E assim segue este começo de manhã. Um dia que promete muito calor e a esperança de que tudo acabe bem

Alice Thomaz*

FOZ DO IGUAÇU (PR) – O dia amanheceu assim: calmo e tranquilo. Um café da manhã simples, sem muitas iguarias, um pouco mais farto que o café do dia a dia em casa. Do primeiro andar, resolvi observar da janela o movimento da rua em torno das sete horas. Nada demais. Um movimento leve no vai e vem, homens de cabelos brancos entrando em uma casa lotérica. Creio que para retirar o benefício previdenciário ou pagar contas de casa.

Geralmente os idosos aprovam o ir e vir das casas lotéricas. Local onde conhecem, senão todos, quase todos que trabalham ou circulam.

Falam sobre o que esperam do dia e atualizam a conversa.

Mas, voltemos ao movimento da avenida Brasil, não aquela artéria movimentada e tumultuado do Rio de Janeiro, onde vez por outra acontecem arrastões, mas a daqui, de Foz do Iguaçu, onde estou hospedada desde ontem.

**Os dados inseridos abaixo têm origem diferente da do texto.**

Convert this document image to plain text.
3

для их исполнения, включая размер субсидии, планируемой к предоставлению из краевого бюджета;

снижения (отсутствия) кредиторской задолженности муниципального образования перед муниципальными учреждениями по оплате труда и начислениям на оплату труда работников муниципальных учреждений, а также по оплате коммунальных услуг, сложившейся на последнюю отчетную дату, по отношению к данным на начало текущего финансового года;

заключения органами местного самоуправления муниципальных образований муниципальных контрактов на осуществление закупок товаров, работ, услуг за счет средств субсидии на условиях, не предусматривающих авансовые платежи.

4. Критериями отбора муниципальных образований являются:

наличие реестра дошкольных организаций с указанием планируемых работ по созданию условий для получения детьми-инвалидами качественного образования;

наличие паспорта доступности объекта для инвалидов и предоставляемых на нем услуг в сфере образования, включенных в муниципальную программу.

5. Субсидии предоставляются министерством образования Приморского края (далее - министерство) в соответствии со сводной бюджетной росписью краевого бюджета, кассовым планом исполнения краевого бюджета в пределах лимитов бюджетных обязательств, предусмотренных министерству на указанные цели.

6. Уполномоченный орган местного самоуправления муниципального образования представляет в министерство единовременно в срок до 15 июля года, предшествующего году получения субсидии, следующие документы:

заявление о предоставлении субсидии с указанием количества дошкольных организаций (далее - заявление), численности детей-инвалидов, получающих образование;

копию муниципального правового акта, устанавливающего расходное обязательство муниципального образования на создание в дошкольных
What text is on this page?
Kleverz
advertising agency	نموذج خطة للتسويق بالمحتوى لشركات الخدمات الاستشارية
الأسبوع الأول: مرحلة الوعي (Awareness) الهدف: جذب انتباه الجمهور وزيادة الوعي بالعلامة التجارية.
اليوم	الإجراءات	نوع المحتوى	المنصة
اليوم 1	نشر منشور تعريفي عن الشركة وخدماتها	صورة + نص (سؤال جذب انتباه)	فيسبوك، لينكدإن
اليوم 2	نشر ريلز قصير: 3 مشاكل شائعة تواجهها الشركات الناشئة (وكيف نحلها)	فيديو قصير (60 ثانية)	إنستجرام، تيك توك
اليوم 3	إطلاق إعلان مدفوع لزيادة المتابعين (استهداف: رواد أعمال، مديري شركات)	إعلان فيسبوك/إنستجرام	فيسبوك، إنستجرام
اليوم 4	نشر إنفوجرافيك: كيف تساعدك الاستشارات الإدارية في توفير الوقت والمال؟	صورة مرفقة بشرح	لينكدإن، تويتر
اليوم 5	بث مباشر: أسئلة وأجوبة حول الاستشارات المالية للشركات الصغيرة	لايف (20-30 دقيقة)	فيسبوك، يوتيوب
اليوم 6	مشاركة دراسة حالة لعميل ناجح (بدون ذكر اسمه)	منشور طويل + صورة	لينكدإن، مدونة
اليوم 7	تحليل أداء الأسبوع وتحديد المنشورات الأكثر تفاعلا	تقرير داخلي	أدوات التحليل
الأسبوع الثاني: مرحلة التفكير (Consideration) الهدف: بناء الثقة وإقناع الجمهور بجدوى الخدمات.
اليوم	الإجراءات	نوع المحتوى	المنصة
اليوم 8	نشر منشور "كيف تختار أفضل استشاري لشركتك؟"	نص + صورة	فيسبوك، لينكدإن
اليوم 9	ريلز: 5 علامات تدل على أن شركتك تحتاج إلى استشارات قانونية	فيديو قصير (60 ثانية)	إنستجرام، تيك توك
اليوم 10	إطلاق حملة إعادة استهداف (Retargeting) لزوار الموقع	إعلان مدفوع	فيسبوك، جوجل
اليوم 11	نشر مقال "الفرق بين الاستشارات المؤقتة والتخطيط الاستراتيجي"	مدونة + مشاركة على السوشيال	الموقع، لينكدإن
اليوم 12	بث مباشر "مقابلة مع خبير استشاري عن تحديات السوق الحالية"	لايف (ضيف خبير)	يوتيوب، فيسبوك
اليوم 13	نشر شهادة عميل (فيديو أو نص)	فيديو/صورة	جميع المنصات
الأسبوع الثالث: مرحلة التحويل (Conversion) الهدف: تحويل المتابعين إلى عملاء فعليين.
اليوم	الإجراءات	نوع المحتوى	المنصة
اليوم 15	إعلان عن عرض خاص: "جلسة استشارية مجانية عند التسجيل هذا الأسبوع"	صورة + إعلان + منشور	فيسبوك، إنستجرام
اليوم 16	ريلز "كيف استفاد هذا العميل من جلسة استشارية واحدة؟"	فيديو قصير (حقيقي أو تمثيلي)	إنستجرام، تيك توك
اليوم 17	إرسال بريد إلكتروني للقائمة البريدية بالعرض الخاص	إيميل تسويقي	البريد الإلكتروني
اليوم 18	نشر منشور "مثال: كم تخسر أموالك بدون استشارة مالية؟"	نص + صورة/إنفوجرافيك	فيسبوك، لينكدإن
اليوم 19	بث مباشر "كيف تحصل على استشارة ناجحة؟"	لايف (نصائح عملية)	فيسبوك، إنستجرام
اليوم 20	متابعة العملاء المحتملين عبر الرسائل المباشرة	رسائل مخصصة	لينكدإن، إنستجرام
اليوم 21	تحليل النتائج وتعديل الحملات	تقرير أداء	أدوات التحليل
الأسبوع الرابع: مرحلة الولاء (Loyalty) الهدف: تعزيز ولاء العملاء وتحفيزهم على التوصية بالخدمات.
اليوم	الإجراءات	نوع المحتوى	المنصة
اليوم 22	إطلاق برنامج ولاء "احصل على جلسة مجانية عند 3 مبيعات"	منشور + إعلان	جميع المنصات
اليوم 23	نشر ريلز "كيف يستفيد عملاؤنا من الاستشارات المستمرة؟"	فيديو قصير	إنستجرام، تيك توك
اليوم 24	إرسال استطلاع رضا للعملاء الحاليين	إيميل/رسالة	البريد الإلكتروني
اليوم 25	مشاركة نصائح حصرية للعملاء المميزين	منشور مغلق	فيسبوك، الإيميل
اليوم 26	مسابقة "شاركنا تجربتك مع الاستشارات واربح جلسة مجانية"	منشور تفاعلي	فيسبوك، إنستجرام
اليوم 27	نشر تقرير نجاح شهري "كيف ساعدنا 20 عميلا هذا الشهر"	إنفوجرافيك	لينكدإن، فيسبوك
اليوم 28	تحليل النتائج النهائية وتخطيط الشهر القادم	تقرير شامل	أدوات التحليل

Paro para observar o movimento dos garis. Eles estão limpando a calçada, retirando as folhas das várias árvores do pequeno trecho próximo à avenida República Argentina. Penso eu que seja uma das principais do Centro de Foz.

A princípio, avisto um único profissional. Ele não usa uma vassoura, mas faz o seu trabalho operando um soprador de folhas. Operando com rapidez, ele logo faz um montouro de folhas.

Daqui a pouco aparece outro profissional, desta vez ele traz uma arma mais tradicional: um vassourão. Limpa aqui e ali.

É o novo e o tradicional.

Voltando um pouco o olhar, eis que avisto o membro da equipe responsável por recolher o lixo e com seu carrinho de duas rodas ele faz isso como se cantarolasse uma curta canção. Claro que não ouço, mas imagino pelos seus movimentos.

Um quarto personagem entra em ação.

Talvez já estivesse ali há algum tempo, mas só agora meu campo de visão a alcança. Sim, agora temos uma dona, como se diria em italiano, uma mulher. Ela se encarrega de esvaziar as lixeiras e por um novo saco de lixo no lugar.

Uma tarefa simples, mas que a obriga a um contato mais direto com os detritos. Nas suas mãos, espero que tenha uma luva como EPI. De longe não consigo distinguir.

E assim segue este começo de manhã. Um dia que promete muito calor e a esperança de que tudo acabe bem.

Que os trabalhadores possam retornar para os seus lares certos do dever cumprido para a cidade e os idosos esperançosos por uma nova manhã, com a doçura ou dureza da rotina cotidiana, mas com a oportunidade de um novo e agradável dia de existência.